Since weighing myself this past Monday, I’ve been fighting the urge for daily weigh-ins. My weight has always been unpredictable, even when I’m trying to lose weight so I really want to know whether I’m still headed in the right direction. However, as we all know, your weight can fluctuate daily and even throughout the day. Chronic weighing usually just ends up making us crazy and contributing to our stress level which…you guessed it….makes us more likely to stress eat. In my case, chronic weighing also is closely connected to my bulimic days so it's not a healthy pastime for me.
Until today, I had successfully managed to avoid my scale. I think what prompted today’s weigh-in was something I feel was a “cheat” last night. It wasn’t really a cheat because even adding it up in my head, I know that I was still under my calories and fat for the day, but for some reason, psychologically it still feels like I cheated.
I have been super exhausted the last few days. I think it’s due to finally (TMI alert: skip to the next paragraph if you’d rather not know the ins and outs of my cycle) getting my period after several months. With Polycystic Ovarian Syndrome (PCOS) you can have very unpredictable periods. When you go for more than two months, you are supposed to contact a doctor for something to trigger a period; I think they use some kind of progesterone pill. Often, I notice that when I get back on my glucophage or lose a bit of weight it will trigger a period and that is what happened in this case. During my period, I generally tend to have at least one day where I am completely wiped out, so I don’t know if the several days of lethargy I’m currently experiencing are due to the fact that my body is making up for lost time or if I’m still trying to adjust to an earlier work schedule. I think it’s probably the former.

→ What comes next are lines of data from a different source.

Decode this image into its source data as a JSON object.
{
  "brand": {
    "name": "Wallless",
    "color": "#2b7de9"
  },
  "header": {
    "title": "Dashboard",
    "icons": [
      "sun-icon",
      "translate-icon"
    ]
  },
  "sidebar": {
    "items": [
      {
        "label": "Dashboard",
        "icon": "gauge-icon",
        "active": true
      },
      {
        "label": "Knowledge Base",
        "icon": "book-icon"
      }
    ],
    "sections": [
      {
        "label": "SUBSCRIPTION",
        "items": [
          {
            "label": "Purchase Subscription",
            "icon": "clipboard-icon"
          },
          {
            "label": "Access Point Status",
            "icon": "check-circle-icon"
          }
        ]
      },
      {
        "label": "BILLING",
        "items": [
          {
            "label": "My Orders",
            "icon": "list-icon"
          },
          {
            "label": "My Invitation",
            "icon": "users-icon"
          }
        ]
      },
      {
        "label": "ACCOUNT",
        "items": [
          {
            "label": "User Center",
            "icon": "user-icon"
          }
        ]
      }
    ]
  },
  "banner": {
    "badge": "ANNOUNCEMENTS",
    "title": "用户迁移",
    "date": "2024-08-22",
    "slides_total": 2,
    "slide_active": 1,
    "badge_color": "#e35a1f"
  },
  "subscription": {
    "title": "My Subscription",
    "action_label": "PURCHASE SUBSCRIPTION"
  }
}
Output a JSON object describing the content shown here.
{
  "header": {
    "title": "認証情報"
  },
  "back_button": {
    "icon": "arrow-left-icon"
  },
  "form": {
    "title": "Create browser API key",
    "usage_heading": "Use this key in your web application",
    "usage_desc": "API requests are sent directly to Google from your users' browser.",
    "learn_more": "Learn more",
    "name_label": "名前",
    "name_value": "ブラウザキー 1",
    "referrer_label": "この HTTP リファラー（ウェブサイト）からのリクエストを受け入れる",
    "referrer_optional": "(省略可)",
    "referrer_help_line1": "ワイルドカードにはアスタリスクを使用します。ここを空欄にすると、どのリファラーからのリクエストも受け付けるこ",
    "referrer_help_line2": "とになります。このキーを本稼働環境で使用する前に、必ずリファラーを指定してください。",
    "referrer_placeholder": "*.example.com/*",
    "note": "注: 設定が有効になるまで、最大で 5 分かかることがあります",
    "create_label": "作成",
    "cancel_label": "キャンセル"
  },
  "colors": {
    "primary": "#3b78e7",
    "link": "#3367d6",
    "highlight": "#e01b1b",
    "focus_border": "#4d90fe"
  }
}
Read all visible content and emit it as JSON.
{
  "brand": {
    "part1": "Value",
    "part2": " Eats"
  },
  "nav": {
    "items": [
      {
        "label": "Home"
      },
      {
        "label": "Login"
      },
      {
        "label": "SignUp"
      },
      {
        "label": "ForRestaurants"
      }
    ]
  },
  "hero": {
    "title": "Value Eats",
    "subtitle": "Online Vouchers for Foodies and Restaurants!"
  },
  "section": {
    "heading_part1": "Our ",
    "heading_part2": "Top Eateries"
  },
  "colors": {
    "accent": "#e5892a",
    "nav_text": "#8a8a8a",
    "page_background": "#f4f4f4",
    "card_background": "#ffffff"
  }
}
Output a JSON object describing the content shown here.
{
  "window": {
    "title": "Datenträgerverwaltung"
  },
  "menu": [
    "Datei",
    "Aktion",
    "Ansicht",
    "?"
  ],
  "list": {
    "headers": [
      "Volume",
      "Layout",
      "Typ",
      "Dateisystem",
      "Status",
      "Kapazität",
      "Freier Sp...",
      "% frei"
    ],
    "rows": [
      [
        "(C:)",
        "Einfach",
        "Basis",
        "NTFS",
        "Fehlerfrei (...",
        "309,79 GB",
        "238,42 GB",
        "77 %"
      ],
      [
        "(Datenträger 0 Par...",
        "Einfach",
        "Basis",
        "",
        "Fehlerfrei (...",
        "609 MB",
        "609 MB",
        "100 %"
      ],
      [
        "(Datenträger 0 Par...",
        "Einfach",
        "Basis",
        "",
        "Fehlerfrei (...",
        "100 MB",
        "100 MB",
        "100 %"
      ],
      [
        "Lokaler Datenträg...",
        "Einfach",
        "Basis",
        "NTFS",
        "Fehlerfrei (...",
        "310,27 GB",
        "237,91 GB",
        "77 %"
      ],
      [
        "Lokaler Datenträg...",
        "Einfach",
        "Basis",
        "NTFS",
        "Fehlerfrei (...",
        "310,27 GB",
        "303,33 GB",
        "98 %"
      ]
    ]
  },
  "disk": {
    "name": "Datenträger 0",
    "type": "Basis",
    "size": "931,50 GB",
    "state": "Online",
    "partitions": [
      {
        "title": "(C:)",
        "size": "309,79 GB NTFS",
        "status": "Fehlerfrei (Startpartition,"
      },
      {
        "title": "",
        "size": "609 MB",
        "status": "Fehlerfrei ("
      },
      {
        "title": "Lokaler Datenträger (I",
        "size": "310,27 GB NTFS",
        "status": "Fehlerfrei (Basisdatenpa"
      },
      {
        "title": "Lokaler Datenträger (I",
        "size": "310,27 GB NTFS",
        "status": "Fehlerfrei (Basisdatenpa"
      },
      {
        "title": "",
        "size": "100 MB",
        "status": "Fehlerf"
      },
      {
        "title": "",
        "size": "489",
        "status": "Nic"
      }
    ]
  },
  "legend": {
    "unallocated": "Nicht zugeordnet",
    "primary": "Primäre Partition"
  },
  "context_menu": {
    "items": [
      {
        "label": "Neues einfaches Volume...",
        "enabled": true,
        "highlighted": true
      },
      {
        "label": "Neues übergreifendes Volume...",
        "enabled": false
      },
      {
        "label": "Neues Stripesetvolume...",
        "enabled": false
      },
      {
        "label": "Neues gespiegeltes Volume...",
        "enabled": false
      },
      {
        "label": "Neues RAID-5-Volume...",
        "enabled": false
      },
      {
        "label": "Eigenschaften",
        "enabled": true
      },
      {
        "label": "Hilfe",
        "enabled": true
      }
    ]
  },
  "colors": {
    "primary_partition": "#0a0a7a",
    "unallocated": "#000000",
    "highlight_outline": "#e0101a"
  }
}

Yesterday when I got off work, I went right to bed. I knew I had about ½ an hour before T got home and I thought that maybe I could get a little nap in before he got home. I had to work a bit later that night and knew I’d never make it if I didn’t get a little refresher nap. I ended up falling right to sleep, T came home and had received a new game from gamefly so he was happy to entertain himself a bit while I grabbed another half hour or so of rest. By the time I woke up, it was getting late and to be honest, I just didn’t feel like cooking. We could have had sandwiches, but T was moaning about that so I just grabbed the keys and went to our local Popeyes. From my earlier research I knew exactly what I could get without going off plan. I knew I was going to have to get rid of the skin and I’ll tell ya…I knew it was going to be hard. I tried to talk T into getting rid of his, but he wasn’t having any of that. I did manage to trash the skin AND the biscuit and just had a chicken breast with mashed potatoes and a corn on the cob. So why do I feel like I cheated??
Anyway, that brings me back to the beginning of my story. As I grabbed my yogurt, banana and fiber bar for breakfast this morning, the scale was calling my name: “Come on Michelle, you know you probably gained a pound just looking at that crust, and you didn’t wear gloves when you disposed of the biscuit…who KNOWS what damage you did!” Crazy I know; It isn't even as if anything I ate last night would register on today's scale. I realize it made no sense, but I still put down my breakfast and stepped on the scale. I was down a pound from Monday. Not exactly the loss I had hoped to see, which is why, boys and girls, YOU DON’T GET ON THE SCALE MORE THAN ONCE A WEEK OK??? I was happy to see a loss period though. Guess we’ll see what happens by Monday.
Trying to remember my current mantra: “It isn’t about the scale, it’s about getting healthier. The rest will follow!” repeat as needed.